October 17, 2011

Hand Control for Poker Props – Part 2

The one factor that outweighs all others when it comes to hand control is to have more information than your opponent. The player who knows something his peers don't will always have control in the hand regardless of whether or not he's an aggressor. The most feared player in the world won't be able to assert control over a hand in which his opponent has the nuts and he doesn't.

Control is tricky business though. Of course, every poker prop should aim to have full control over hands in which he has chips committed, but the problem is that if everyone at the table knows that you have control, you'll have problems getting paid.

The real deal is to grab control, while allowing your opponents to believe that they have the control. When he believes he has control, your opponent will not fear you. He will think that he's taking you to value-town, while in fact he's walking into the trap that you have sprung. This is how large pots are won in NL Holdem.

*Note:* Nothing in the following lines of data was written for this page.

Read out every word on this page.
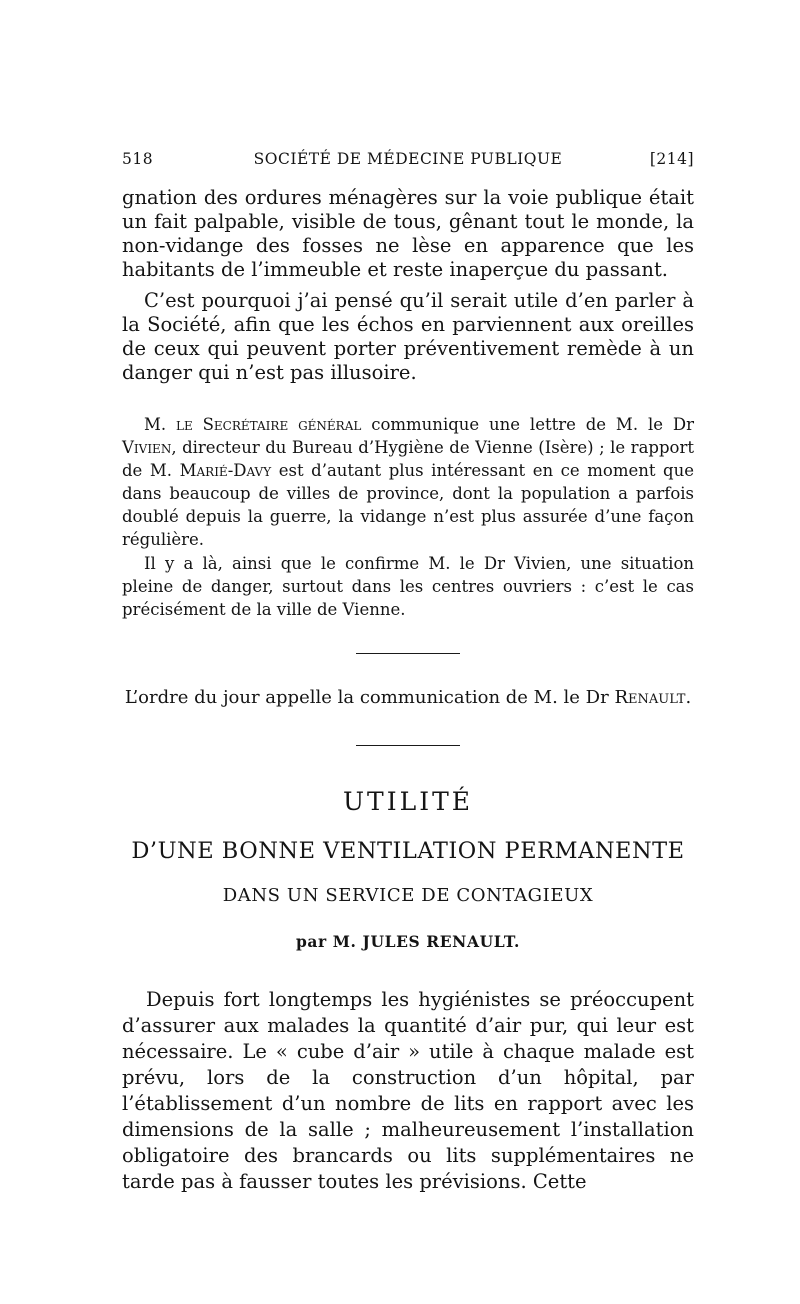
518	SOCIÉTÉ DE MÉDECINE PUBLIQUE	[214]

gnation des ordures ménagères sur la voie publique était un fait palpable, visible de tous, gênant tout le monde, la non-vidange des fosses ne lèse en apparence que les habitants de l’immeuble et reste inaperçue du passant.

C’est pourquoi j’ai pensé qu’il serait utile d’en parler à la Société, afin que les échos en parviennent aux oreilles de ceux qui peuvent porter préventivement remède à un danger qui n’est pas illusoire.

M. le Secrétaire général communique une lettre de M. le Dr Vivien, directeur du Bureau d’Hygiène de Vienne (Isère) ; le rapport de M. Marié-Davy est d’autant plus intéressant en ce moment que dans beaucoup de villes de province, dont la population a parfois doublé depuis la guerre, la vidange n’est plus assurée d’une façon régulière.

Il y a là, ainsi que le confirme M. le Dr Vivien, une situation pleine de danger, surtout dans les centres ouvriers : c’est le cas précisément de la ville de Vienne.

L’ordre du jour appelle la communication de M. le Dr Renault.
UTILITÉ
D’UNE BONNE VENTILATION PERMANENTE
DANS UN SERVICE DE CONTAGIEUX
par M. JULES RENAULT.

Depuis fort longtemps les hygiénistes se préoccupent d’assurer aux malades la quantité d’air pur, qui leur est nécessaire. Le « cube d’air » utile à chaque malade est prévu, lors de la construction d’un hôpital, par l’établissement d’un nombre de lits en rapport avec les dimensions de la salle ; malheureusement l’installation obligatoire des brancards ou lits supplémentaires ne tarde pas à fausser toutes les prévisions. Cette
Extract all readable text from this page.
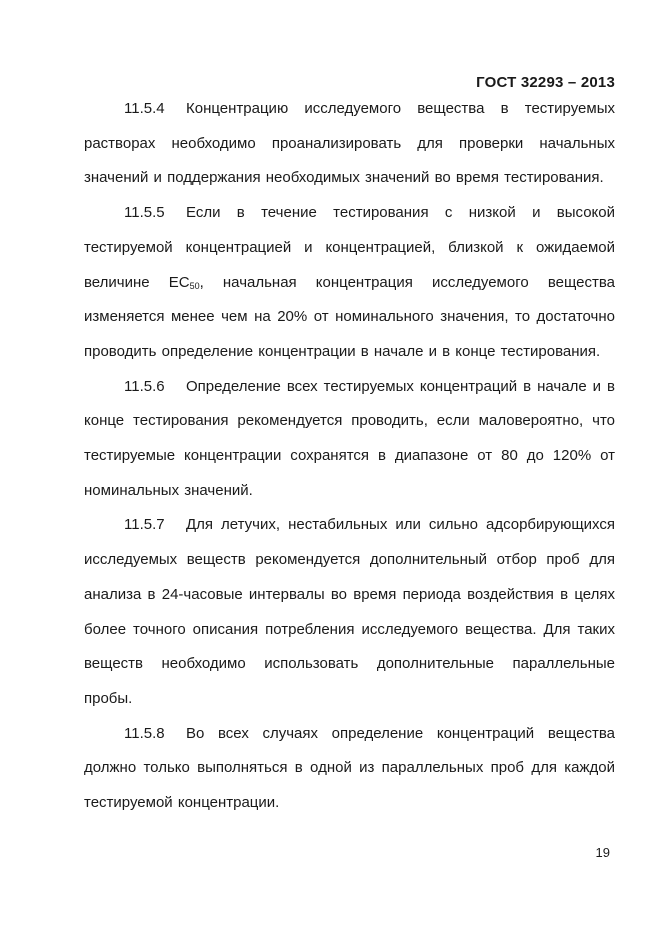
ГОСТ 32293 – 2013

11.5.4 Концентрацию исследуемого вещества в тестируемых растворах необходимо проанализировать для проверки начальных значений и поддержания необходимых значений во время тестирования.

11.5.5 Если в течение тестирования с низкой и высокой тестируемой концентрацией и концентрацией, близкой к ожидаемой величине $EC_{50}$, начальная концентрация исследуемого вещества изменяется менее чем на 20% от номинального значения, то достаточно проводить определение концентрации в начале и в конце тестирования.

11.5.6 Определение всех тестируемых концентраций в начале и в конце тестирования рекомендуется проводить, если маловероятно, что тестируемые концентрации сохранятся в диапазоне от 80 до 120% от номинальных значений.

11.5.7 Для летучих, нестабильных или сильно адсорбирующихся исследуемых веществ рекомендуется дополнительный отбор проб для анализа в 24-часовые интервалы во время периода воздействия в целях более точного описания потребления исследуемого вещества. Для таких веществ необходимо использовать дополнительные параллельные пробы.

11.5.8 Во всех случаях определение концентраций вещества должно только выполняться в одной из параллельных проб для каждой тестируемой концентрации.

19
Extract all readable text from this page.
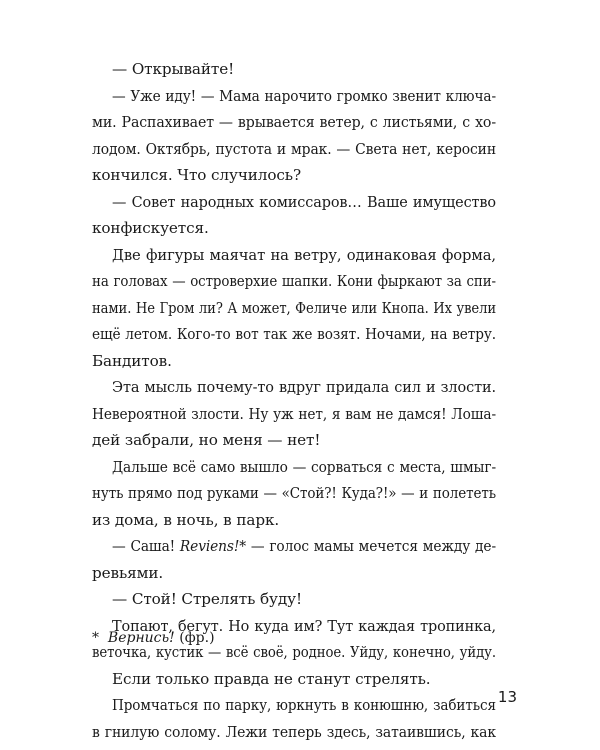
— Открывайте!
— Уже иду! — Мама нарочито громко звенит ключа-
ми. Распахивает — врывается ветер, с листьями, с хо-
лодом. Октябрь, пустота и мрак. — Света нет, керосин
кончился. Что случилось?
— Совет народных комиссаров… Ваше имущество
конфискуется.
Две фигуры маячат на ветру, одинаковая форма,
на головах — островерхие шапки. Кони фыркают за спи-
нами. Не Гром ли? А может, Феличе или Кнопа. Их увели
ещё летом. Кого-то вот так же возят. Ночами, на ветру.
Бандитов.
Эта мысль почему-то вдруг придала сил и злости.
Невероятной злости. Ну уж нет, я вам не дамся! Лоша-
дей забрали, но меня — нет!
Дальше всё само вышло — сорваться с места, шмыг-
нуть прямо под руками — «Стой?! Куда?!» — и полететь
из дома, в ночь, в парк.
— Саша! Reviens!* — голос мамы мечется между де-
ревьями.
— Стой! Стрелять буду!
Топают, бегут. Но куда им? Тут каждая тропинка,
веточка, кустик — всё своё, родное. Уйду, конечно, уйду.
Если только правда не станут стрелять.
Промчаться по парку, юркнуть в конюшню, забиться
в гнилую солому. Лежи теперь здесь, затаившись, как
* Вернись! (фр.)
13
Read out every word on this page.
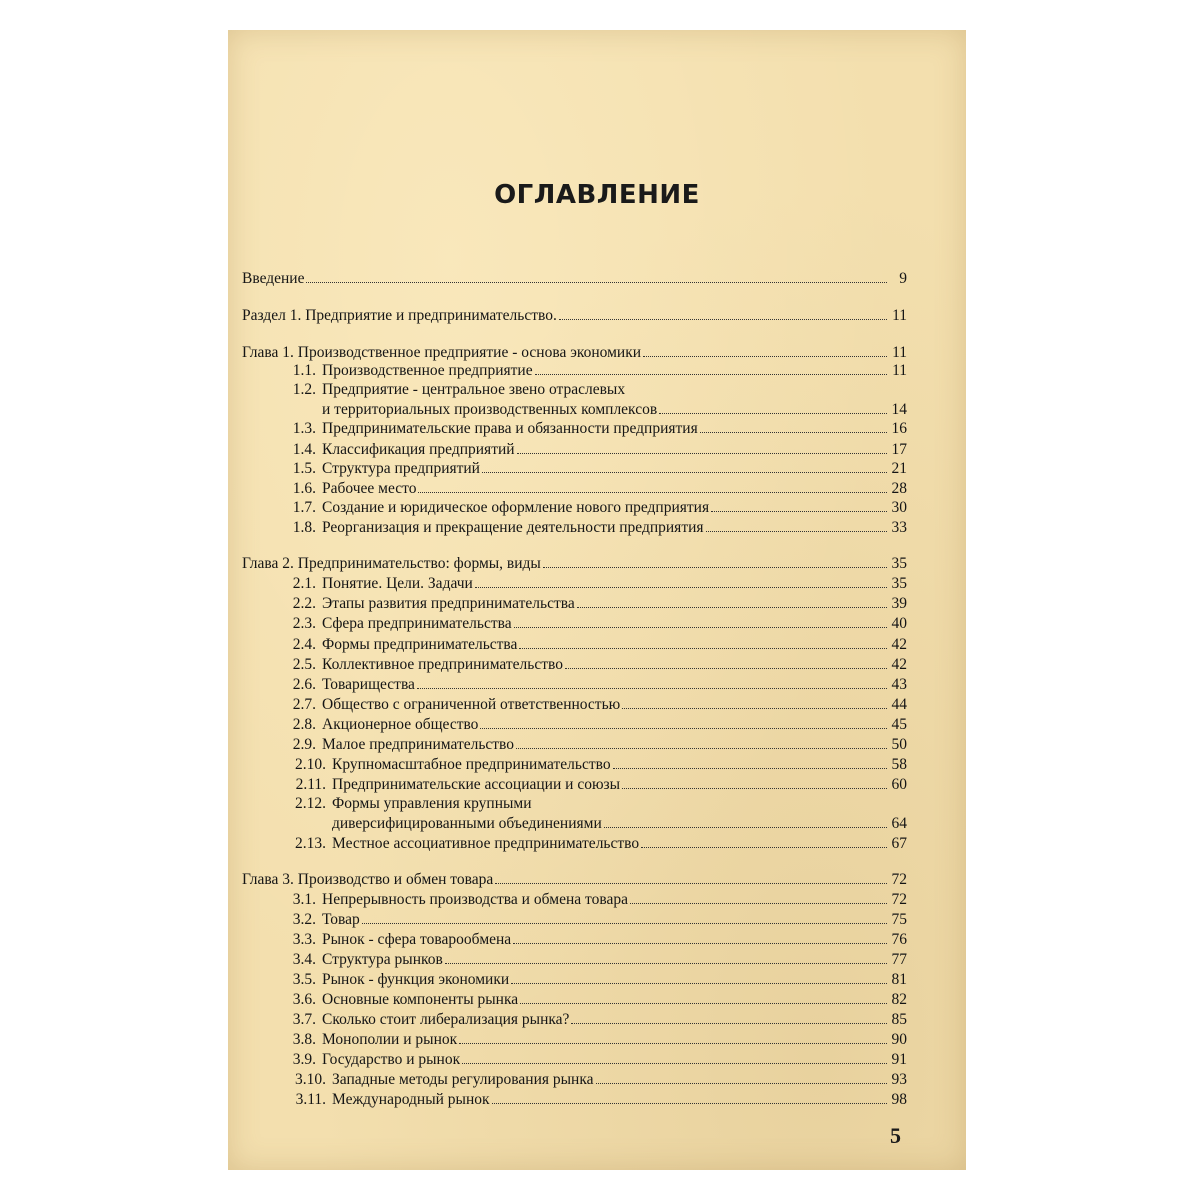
ОГЛАВЛЕНИЕ
Введение	9
Раздел 1. Предприятие и предпринимательство.	11
Глава 1. Производственное предприятие - основа экономики	11
1.1. Производственное предприятие	11
1.2. Предприятие - центральное звено отраслевых
и территориальных производственных комплексов	14
1.3. Предпринимательские права и обязанности предприятия	16
1.4. Классификация предприятий	17
1.5. Структура предприятий	21
1.6. Рабочее место	28
1.7. Создание и юридическое оформление нового предприятия	30
1.8. Реорганизация и прекращение деятельности предприятия	33
Глава 2. Предпринимательство: формы, виды	35
2.1. Понятие. Цели. Задачи	35
2.2. Этапы развития предпринимательства	39
2.3. Сфера предпринимательства	40
2.4. Формы предпринимательства	42
2.5. Коллективное предпринимательство	42
2.6. Товарищества	43
2.7. Общество с ограниченной ответственностью	44
2.8. Акционерное общество	45
2.9. Малое предпринимательство	50
2.10. Крупномасштабное предпринимательство	58
2.11. Предпринимательские ассоциации и союзы	60
2.12. Формы управления крупными
диверсифицированными объединениями	64
2.13. Местное ассоциативное предпринимательство	67
Глава 3. Производство и обмен товара	72
3.1. Непрерывность производства и обмена товара	72
3.2. Товар	75
3.3. Рынок - сфера товарообмена	76
3.4. Структура рынков	77
3.5. Рынок - функция экономики	81
3.6. Основные компоненты рынка	82
3.7. Сколько стоит либерализация рынка?	85
3.8. Монополии и рынок	90
3.9. Государство и рынок	91
3.10. Западные методы регулирования рынка	93
3.11. Международный рынок	98
5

Here's an example to illustrate the point: at a $1/$2 NLH table, the hero picks up pocket 8s in middle position. He makes a standard $15 raise and two villains decide to tag along. The hero has around $600 in his stack while the player on the button has $450.

The flop falls 9,3,9 and the hero is in a little bit of a trouble. It's definitely not the best flop he could ask for, but his hand is a decent-enough one to warrant continued aggression. He fires out a continuation bet of $30 and one of the villains gets out of the way leaving our guy heads-up with the button. The button falls into acting mode: he sighs and scratches his head and then – as if against his better judgment – he reluctantly makes the call. At this point it becomes clear that he has either a set of 9s or possibly a set of 4s. This is when the hero gains the upper hand control-wise, even though his actual position in the hand is rather dismal: he knows pretty much exactly what his opponent has, while his opponent only knows what he holds. The turn falls the 8c and out hero is hit big time. He has full control in the hand on account of the boat he's just secured, and he has the villain believing he's the one taking the opposition to value town.

At this point, taking anything less than the villain's entire stack would be a major mistake.